Trends show budgetary adjustment and a slight increase in layoffs
Many organizations focus on hiring for mid- and senior-level positions, reflecting a lack of development of critical skills. Of the organizations surveyed:
- 39% cited lack of budget as the main cause of cyber staff shortages. Last year, the top reason was lack of talent.
- Layoffs increased 3% year-over-year, reaching 28%.
- More than a third (37%) of companies have seen budget cuts, an increase of 7% on last year.
- Hiring freezes increased by 6% and 38% of organizations implemented them.
Houser also noted that companies don't offer competitive salaries. Cybersecurity jobs often have a pay bump compared to other IT positions, but some HR departments don't factor these expectations into their job postings.

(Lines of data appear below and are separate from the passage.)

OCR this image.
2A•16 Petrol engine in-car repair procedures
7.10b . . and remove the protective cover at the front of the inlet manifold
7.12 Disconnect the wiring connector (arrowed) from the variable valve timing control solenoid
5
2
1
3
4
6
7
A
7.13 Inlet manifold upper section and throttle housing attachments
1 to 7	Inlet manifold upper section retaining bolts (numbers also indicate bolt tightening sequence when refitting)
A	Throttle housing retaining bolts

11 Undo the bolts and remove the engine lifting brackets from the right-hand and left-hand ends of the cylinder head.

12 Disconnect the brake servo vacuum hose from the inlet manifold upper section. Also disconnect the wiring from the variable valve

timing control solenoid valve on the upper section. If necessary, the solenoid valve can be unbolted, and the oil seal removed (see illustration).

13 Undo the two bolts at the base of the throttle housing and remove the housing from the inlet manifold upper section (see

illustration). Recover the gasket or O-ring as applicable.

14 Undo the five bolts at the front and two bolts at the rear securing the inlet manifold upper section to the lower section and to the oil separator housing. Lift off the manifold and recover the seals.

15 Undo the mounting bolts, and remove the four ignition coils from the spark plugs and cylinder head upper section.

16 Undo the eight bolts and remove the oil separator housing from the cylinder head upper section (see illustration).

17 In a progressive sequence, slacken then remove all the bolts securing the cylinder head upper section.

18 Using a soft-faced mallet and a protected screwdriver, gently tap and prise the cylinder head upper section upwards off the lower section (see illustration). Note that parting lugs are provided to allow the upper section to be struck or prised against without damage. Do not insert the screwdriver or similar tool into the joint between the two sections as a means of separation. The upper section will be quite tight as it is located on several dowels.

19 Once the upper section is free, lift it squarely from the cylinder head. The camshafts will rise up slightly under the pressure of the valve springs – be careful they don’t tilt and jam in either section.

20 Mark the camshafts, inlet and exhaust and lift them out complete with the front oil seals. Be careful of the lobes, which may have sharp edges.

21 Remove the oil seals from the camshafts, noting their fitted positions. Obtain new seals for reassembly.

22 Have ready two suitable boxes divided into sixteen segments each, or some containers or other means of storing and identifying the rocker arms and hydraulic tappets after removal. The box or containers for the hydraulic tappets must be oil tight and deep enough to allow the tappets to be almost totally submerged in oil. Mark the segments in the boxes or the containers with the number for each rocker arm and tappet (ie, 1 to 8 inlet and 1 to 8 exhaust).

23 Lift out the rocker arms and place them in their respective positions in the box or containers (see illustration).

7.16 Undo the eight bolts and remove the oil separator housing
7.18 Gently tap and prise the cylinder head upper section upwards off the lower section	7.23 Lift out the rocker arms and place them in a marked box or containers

Government positions, in particular, often struggle to match private-sector salaries.
“Part of the challenge we’re seeing is not that there’s no labor available, but that there’s labor available at a reasonable price,” Houser said.
To attract cybersecurity talent, companies must offer fair compensation, foster a respectful and collaborative work environment and ensure employees feel valued and able to make meaningful contributions, according to Lisa Young, vice chair of the ISC2 board of directors.
As she asked, “How much time do companies spend saying thank you for something they do?” This is particularly an issue in cybersecurity because “one of the measures of success is that nothing bad has happened,” she said. “If we’re doing our job right, it’s often transparent.”
How to promote the employment of workers at the beginning of their careers
Once professionals move up the ranks, job satisfaction tends to remain high, which helps retain them. But nearly a third of participating organizations reported they had no entry-level cybersecurity workers.
Larger companies tend to offer entry-level and junior positions (1-3 years of experience), but most organizations still focus on hiring for mid- to senior-level positions. This approach can contribute to the skills gap by failing to develop a pipeline of workers who can eventually fill senior positions as more experienced workers retire or leave the organization.
SEE: Why your company needs cybersecurity awareness training (TechRepublic Premium)
Dunlap said other factors that may support cybersecurity job growth include:
- Creating cyber training programs.
- Compensation of workers based on their training.
- Launch internal mentoring programs, particularly with mentors who fit employees’ personalities.
Continuing professional development is crucial as the technology field evolves rapidly, Young said. Continuous learning can help professionals gain the skills needed to address the technical gaps identified by ISC2, including artificial intelligence and machine learning, cloud computing security, zero-trust implementation, digital forensics and application security, which are high on the list.
In contrast, the report highlighted a disconnect between perceived and desired AI skills: 23% of cybersecurity professionals think AI/ML skills are in demand, while 12% of hiring managers seek those skills for cybersecurity roles.
Early or non-traditional recruitment
Vocational schools or community colleges can be rich sources of training for cybersecurity professionals, Dunlop said.
Salmon is working on a program that identifies teens with the soft skills needed for cybersecurity — “an aptitude for learning, good customer-facing skills, being personable and able to be present” — and trains them in the technical skills.
“We quickly discovered that the people who were falling behind were people with neurodivergent diagnoses or people with dyslexia, and what we found surprising was that these were people who were excelling,” Salmon said.
“You can address shortages if you are appropriately inclusive,” Salmon said.